Monday, 27 May 2013
Asparagus and Cheese Fondue Pizza with a Biga
Increasingly I find the quality of a pizza crust is improved no end by making the dough with a biga. I simply add half the yeast I would normally use, in this case 3 to 4 grams of fast action yeast, all of the water and enough of the flour to make a very thick batter, just before going to bed; in the morning I am greeted by a very healthy looking ferment with which to make the dough.
When it's asparagus season, here in Norfolk and cheese fondue was on the menu the night before, I think combining the two to make a pizza topping makes complete sense.

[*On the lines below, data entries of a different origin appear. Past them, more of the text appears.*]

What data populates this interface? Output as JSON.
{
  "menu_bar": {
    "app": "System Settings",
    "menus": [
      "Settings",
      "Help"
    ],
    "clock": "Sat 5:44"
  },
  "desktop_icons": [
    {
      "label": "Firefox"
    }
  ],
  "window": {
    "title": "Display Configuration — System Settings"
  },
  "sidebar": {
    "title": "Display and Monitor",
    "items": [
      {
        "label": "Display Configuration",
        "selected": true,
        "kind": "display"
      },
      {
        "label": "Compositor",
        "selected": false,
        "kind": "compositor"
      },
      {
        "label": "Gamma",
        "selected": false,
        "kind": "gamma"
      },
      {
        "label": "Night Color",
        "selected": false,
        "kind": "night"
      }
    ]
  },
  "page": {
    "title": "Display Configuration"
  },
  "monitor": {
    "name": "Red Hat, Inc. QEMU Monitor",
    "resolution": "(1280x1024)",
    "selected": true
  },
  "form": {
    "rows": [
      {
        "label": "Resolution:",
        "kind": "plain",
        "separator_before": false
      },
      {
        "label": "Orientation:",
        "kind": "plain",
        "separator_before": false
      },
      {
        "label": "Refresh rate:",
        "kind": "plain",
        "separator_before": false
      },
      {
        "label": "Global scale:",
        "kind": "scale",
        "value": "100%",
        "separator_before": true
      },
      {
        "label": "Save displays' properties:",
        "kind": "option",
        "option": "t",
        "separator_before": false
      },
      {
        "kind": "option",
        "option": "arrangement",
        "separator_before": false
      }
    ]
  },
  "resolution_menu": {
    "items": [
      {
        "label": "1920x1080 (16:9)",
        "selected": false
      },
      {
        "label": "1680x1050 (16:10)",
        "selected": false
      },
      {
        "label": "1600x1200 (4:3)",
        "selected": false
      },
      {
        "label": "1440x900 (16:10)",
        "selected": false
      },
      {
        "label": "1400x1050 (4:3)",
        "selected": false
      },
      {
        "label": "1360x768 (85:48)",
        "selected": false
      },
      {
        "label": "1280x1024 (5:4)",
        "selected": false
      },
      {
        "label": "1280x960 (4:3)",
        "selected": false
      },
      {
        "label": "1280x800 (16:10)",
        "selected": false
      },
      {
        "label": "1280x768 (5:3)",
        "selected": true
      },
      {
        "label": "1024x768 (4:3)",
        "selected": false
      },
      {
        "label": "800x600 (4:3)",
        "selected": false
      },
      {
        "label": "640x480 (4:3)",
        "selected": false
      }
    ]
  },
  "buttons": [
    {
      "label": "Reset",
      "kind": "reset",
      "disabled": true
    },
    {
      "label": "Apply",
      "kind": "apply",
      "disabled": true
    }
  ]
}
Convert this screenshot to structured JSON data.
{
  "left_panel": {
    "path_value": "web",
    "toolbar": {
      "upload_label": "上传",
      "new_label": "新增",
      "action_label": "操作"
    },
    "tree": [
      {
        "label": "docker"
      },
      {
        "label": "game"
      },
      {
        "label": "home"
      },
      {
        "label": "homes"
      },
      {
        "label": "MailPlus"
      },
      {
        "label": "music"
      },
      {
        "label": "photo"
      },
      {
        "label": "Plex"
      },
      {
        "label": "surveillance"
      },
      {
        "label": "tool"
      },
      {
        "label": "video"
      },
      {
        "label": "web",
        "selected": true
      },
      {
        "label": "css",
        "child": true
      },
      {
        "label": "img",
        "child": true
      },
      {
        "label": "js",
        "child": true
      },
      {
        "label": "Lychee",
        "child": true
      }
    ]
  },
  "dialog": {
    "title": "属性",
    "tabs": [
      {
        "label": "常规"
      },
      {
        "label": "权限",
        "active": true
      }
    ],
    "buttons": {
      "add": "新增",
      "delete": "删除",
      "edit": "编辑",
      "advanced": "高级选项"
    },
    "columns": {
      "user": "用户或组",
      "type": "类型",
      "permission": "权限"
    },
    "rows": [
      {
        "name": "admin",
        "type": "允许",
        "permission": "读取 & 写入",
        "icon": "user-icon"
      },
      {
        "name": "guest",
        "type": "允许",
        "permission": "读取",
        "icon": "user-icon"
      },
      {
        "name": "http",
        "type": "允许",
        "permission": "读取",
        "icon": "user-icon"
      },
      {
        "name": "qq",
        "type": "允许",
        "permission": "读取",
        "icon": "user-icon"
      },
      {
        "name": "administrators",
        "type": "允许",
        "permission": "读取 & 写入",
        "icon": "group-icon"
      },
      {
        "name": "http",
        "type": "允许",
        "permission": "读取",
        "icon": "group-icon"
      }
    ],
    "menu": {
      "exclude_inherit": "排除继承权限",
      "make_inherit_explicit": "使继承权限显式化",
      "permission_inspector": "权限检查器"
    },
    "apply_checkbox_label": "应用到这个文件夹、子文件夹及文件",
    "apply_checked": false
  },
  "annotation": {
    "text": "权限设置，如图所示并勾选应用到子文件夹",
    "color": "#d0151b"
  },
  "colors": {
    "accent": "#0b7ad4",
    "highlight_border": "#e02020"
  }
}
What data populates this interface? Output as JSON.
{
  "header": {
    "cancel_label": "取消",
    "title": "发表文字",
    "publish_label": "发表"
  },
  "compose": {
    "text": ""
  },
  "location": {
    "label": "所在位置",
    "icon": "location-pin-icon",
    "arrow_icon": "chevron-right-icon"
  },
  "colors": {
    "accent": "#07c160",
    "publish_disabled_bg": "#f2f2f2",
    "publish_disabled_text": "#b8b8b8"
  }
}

For this recipe you will need:
For the base
Half a packet of fast action yeast
500ml of water
700g of strong white bread flour
12g of salt
2 tablespoons of olive oil.
For the topping;
300g of grated mozzarella
300g of left over cheese fondue
400g of blanched asparagus
A little olive oil
Begin the night before by making the biga as described above. Leave overnight to ferment; in the morning add the remaining flour, salt and olive oil and knead until you have a smooth elastic dough. Leave to rise in a cool place, stretching and folding every hour. I find the dough is happy enough in this state for a good 6 hours but that's because I can keep it relatively cool. Transfer the dough to the fridge in order to suit you own timing, taking it out of the fridge 4 hours before you need to cook the pizzas. Divide the dough, this quantity make 4 medium size pizzas, and leave for an hour before stretching them out into a large thin round, placing on a pizza stone heated in a hot oven, 240C and placing on your topping. Drizzle with a little olive oil and cook for 7 to 10 minutes.
I have taken to placing a few oak shavings on a sheet of kitchen foil in the bottom of my oven when I switch it on, the shavings begin to smoke as the pizza goes into the oven and the result is the distinctive flavour you get from a traditional wood fired pizza oven, sadly domestic ovens can't achieve the high heat of these ovens so the result is not exactly the same.